Google provides billion worth services to Israeli government, claims TIME
- GPS
- Apr 14, 2024
- 3 min read
Google workers protest
Google provides cloud computing services to the Israeli Ministry of Defence, and the tech giant has negotiated deepening its partnership during Israel’s war in Gaza, a company document viewed by TIME shows.
The Israeli Ministry of Defense, according to the document, has its own “landing zone” into Google Cloud—a secure entry point to Google-provided computing infrastructure, which would allow the ministry to store and process data, and access AI services.
The ministry sought consulting assistance from Google to expand its Google Cloud access, seeking to allow “multiple units” to access automation technologies, according to a draft contract dated March 27, 2024. The contract shows Google billing the Israeli Ministry of Defense over $1 million for the consulting service.
The version of the contract viewed by TIME was not signed by Google or the Ministry of Defense. But a March 27 comment on the document, by a Google employee requesting an executable copy of the contract, said the signatures would be “completed offline as it’s an Israel/Nimbus deal.”
Google also gave the ministry a 15% discount on the original price of consulting fees as a result of the “Nimbus framework,” the document says.
Project Nimbus is a controversial $1.2 billion cloud computing and AI agreement between the Israeli government and two tech companies: Google and Amazon. Reports in the Israeli press have previously indicated that Google and Amazon are contractually barred from preventing specific arms of the Israeli state using their technology under Project Nimbus.
But this is the first time the existence of a contract showing that the Israeli Ministry of Defense is a Google Cloud customer has been made public.
Google recently described its work for the Israeli government as largely for civilian purposes.
“We have been very clear that the Nimbus contract is for workloads running on our commercial platform by Israeli government ministries such as finance, healthcare, transportation, and education,” a Google spokesperson told TIME for a story published on April 8. “Our work is not directed at highly sensitive or classified military workloads relevant to weapons or intelligence services.”
In midtown Manhattan on March 4, Google’s managing director for Israel, Barak Regev, was addressing a conference promoting the Israeli tech industry when a member of the audience stood up in protest. “I am a Google Cloud software engineer, and I refuse to build technology that powers genocide, apartheid, or surveillance,” shouted the protester, wearing an orange t-shirt emblazoned with a white Google logo. “No tech for apartheid!”

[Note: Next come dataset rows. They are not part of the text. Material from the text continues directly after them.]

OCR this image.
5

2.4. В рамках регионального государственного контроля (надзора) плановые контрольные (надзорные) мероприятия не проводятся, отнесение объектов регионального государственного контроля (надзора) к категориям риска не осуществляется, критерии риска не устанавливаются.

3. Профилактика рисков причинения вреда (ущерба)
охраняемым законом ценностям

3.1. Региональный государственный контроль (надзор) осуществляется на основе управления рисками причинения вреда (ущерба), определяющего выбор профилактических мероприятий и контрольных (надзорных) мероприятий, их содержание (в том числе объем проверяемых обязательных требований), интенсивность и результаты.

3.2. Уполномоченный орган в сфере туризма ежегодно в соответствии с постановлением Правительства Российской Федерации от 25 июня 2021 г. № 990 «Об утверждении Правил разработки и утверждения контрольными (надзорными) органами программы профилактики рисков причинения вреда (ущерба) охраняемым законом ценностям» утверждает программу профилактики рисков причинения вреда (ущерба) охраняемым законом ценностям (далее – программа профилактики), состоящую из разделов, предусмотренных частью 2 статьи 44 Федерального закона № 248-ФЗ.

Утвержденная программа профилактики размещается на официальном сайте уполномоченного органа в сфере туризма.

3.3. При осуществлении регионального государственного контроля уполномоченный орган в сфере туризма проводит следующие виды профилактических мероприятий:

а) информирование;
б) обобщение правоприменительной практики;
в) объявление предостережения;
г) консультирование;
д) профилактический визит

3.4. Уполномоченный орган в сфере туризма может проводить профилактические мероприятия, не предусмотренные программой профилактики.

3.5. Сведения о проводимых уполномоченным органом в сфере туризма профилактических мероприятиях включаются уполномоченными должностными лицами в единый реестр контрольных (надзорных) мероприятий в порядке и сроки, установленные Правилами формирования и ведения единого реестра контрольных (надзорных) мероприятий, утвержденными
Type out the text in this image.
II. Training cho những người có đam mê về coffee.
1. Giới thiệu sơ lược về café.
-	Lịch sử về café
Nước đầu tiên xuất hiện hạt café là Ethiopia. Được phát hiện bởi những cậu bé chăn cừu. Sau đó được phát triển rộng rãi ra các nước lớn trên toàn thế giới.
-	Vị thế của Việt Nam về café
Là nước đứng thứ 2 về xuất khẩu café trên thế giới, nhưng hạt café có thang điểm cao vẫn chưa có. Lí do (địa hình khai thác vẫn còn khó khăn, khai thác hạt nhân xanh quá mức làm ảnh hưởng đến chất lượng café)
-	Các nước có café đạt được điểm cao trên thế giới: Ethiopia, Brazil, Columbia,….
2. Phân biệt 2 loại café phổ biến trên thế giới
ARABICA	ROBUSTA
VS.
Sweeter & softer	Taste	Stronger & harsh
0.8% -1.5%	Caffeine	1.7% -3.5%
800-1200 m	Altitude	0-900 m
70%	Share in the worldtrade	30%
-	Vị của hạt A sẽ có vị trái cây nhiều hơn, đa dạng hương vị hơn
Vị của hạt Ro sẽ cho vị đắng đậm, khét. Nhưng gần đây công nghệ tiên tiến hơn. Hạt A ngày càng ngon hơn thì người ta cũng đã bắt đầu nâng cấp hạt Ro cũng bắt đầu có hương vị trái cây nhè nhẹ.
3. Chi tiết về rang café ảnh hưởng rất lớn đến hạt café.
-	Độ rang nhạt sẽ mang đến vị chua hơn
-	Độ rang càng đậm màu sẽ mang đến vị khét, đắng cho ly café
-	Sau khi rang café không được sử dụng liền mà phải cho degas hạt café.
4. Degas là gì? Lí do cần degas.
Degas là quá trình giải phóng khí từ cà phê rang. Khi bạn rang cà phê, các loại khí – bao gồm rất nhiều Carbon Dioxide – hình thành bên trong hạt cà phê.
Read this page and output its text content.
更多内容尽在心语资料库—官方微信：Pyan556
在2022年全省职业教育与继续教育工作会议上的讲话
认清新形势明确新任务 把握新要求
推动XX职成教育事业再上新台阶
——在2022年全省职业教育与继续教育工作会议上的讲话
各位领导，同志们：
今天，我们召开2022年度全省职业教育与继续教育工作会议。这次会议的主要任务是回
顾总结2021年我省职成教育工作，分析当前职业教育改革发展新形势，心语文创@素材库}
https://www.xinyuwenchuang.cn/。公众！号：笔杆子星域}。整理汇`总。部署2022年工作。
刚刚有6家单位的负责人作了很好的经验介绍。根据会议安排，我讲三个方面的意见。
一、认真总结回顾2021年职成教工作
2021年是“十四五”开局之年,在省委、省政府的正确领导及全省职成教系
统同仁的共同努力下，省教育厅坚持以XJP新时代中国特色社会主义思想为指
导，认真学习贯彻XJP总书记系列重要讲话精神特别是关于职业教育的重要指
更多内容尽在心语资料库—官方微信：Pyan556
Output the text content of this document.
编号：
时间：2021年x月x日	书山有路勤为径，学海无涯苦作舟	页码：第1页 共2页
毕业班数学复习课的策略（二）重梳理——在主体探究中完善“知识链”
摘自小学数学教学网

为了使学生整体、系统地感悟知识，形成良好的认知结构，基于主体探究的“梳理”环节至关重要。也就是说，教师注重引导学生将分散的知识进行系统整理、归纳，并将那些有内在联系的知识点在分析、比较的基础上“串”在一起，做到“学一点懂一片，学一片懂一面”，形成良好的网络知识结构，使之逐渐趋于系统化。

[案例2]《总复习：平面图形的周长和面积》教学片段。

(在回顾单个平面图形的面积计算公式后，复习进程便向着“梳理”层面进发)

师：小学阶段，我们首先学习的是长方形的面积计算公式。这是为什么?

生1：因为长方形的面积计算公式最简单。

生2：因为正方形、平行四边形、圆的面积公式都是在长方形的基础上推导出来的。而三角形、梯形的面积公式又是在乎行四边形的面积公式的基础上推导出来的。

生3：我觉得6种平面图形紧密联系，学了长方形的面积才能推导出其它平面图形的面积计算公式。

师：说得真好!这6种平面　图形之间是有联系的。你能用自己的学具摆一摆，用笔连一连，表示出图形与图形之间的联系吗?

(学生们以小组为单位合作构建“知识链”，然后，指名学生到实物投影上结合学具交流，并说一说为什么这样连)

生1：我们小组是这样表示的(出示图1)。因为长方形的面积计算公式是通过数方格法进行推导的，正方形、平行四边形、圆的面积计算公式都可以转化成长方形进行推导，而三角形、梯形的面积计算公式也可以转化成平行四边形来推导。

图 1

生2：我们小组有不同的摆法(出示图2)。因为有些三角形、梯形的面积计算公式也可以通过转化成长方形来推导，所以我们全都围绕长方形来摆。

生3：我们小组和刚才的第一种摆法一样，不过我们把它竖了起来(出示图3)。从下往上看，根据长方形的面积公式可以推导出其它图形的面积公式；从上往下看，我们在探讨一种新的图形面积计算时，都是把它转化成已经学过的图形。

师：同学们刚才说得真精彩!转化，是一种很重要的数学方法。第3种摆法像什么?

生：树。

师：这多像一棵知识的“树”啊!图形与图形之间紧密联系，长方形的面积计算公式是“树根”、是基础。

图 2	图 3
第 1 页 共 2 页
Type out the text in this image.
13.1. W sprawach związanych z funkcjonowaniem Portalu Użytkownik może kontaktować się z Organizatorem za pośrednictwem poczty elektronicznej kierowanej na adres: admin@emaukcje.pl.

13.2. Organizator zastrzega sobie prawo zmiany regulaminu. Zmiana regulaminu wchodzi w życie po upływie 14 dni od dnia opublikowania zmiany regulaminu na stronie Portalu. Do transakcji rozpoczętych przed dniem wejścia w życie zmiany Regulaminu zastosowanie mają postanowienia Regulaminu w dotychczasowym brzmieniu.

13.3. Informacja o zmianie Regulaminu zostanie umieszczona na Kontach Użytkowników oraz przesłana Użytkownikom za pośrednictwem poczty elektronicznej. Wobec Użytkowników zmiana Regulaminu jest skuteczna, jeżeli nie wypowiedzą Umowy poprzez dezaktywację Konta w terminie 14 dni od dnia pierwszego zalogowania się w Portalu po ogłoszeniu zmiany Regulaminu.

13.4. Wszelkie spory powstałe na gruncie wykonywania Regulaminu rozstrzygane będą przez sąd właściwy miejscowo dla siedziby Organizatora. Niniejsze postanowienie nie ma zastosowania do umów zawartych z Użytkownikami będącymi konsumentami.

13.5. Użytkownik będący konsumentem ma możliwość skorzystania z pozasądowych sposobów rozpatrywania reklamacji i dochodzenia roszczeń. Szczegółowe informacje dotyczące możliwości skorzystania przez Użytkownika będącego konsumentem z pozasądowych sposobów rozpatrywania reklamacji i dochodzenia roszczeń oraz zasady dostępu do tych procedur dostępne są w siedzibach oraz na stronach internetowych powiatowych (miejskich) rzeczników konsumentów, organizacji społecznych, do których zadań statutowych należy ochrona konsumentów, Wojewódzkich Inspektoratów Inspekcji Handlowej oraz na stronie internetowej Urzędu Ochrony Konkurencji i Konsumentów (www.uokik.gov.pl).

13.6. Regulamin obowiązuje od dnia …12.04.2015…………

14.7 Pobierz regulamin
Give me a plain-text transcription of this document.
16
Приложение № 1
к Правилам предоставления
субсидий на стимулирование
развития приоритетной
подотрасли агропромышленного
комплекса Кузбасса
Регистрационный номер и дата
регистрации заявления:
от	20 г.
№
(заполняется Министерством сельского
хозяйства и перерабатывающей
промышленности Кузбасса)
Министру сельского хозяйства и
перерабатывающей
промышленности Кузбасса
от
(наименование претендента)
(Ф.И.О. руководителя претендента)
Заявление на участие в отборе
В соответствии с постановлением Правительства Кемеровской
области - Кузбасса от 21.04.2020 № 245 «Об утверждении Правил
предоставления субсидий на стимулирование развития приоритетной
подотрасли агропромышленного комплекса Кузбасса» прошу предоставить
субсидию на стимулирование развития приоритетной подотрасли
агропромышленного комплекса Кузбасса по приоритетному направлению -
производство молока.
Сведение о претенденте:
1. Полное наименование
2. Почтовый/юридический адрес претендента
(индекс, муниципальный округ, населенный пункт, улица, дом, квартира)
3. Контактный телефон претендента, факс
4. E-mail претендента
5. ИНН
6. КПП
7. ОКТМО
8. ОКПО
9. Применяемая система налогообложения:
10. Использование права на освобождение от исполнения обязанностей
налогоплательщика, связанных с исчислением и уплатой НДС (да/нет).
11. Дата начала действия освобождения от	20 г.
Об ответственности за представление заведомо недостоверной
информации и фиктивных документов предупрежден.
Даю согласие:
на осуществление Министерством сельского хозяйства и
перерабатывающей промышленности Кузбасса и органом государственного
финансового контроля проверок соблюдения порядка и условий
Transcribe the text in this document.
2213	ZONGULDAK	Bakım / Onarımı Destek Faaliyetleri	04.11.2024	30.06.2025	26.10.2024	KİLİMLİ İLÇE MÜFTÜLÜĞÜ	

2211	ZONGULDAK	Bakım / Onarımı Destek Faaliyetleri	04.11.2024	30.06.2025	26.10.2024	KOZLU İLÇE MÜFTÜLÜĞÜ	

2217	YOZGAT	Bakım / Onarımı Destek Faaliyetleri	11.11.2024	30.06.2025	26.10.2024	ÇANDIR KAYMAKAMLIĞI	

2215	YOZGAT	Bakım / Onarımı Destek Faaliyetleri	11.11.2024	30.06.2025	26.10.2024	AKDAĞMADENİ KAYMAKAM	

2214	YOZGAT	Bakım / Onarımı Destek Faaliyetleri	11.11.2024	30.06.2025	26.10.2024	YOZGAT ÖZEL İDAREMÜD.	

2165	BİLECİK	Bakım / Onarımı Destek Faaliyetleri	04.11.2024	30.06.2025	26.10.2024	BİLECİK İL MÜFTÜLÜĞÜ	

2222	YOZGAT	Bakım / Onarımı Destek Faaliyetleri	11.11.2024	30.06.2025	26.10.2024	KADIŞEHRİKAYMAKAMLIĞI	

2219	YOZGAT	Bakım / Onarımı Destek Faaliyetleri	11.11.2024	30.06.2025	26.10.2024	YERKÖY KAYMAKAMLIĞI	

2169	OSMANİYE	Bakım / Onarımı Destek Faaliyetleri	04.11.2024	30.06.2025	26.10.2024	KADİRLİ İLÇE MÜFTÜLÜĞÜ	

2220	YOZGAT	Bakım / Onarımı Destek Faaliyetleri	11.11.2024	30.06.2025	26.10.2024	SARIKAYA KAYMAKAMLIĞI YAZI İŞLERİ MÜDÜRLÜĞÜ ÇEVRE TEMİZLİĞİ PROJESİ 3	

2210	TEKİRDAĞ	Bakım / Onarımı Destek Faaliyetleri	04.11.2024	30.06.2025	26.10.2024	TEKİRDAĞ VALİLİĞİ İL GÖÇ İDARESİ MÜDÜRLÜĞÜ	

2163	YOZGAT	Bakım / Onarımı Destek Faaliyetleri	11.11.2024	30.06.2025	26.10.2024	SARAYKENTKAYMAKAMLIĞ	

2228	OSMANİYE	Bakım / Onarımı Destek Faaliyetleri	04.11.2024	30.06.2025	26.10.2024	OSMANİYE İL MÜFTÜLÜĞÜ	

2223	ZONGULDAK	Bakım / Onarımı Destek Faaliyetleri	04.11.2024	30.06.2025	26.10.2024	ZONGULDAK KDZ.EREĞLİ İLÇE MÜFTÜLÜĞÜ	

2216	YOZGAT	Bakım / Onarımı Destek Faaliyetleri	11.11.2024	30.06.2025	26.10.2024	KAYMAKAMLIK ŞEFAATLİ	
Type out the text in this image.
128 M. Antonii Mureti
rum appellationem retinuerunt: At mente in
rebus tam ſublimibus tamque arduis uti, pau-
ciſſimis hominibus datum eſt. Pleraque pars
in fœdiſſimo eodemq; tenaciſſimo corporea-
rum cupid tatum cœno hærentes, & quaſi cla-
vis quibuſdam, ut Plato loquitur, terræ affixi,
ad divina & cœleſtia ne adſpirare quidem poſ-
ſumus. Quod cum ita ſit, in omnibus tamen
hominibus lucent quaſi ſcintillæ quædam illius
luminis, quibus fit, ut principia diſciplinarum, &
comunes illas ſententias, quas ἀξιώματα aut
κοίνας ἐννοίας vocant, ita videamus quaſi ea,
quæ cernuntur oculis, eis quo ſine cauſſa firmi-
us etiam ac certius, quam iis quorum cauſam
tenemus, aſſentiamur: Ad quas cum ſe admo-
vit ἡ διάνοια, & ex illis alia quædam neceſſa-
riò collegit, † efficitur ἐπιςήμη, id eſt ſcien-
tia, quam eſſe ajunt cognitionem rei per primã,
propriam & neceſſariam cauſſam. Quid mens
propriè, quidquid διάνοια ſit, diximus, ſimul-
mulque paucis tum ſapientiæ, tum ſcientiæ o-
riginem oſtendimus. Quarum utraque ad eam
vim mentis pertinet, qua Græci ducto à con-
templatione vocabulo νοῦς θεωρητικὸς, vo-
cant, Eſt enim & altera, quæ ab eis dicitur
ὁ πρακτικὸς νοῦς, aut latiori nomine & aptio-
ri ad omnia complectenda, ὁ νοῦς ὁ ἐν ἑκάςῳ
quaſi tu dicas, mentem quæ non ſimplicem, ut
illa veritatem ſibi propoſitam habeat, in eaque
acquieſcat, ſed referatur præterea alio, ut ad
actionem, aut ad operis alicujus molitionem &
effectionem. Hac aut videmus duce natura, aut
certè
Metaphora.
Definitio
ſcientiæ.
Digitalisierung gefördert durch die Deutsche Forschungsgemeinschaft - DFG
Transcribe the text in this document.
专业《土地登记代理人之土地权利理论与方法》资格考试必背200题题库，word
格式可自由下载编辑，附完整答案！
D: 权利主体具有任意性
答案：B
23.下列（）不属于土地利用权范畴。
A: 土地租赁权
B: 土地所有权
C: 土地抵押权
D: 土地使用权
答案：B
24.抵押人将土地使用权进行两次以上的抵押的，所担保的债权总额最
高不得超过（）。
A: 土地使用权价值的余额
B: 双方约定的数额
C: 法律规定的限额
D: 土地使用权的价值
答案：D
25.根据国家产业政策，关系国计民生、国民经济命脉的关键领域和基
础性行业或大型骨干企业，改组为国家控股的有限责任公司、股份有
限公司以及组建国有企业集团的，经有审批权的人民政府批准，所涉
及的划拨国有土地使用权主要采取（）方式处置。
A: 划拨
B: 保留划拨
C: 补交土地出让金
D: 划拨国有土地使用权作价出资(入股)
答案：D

The Google worker, a 23-year-old software engineer named Eddie Hatfield, was booed by the audience and quickly bundled out of the room, a video of the event shows. After a pause, Regev addressed the act of protest.
“One of the privileges of working in a company which represents democratic values is giving space for different opinions,” he told the crowd.
Three days later, Google fired Hatfield.
Hatfield is part of a growing movement inside Google that is calling on the company to drop Project Nimbus, a $1.2 billion contract with Israel, jointly held with Amazon. The protest group, called No Tech for Apartheid, now has more than 200 Google employees closely involved in organizing, according to members, who say there are hundreds more workers sympathetic to their goals.
TIME spoke to five current and five former Google workers for this story, many of whom described a growing sense of anger at the possibility of Google aiding Israel in its war in Gaza.
Two of the former Google workers said they had resigned from Google in the last month in protest against Project Nimbus. These resignations, and Hatfield’s identity, have not previously been reported.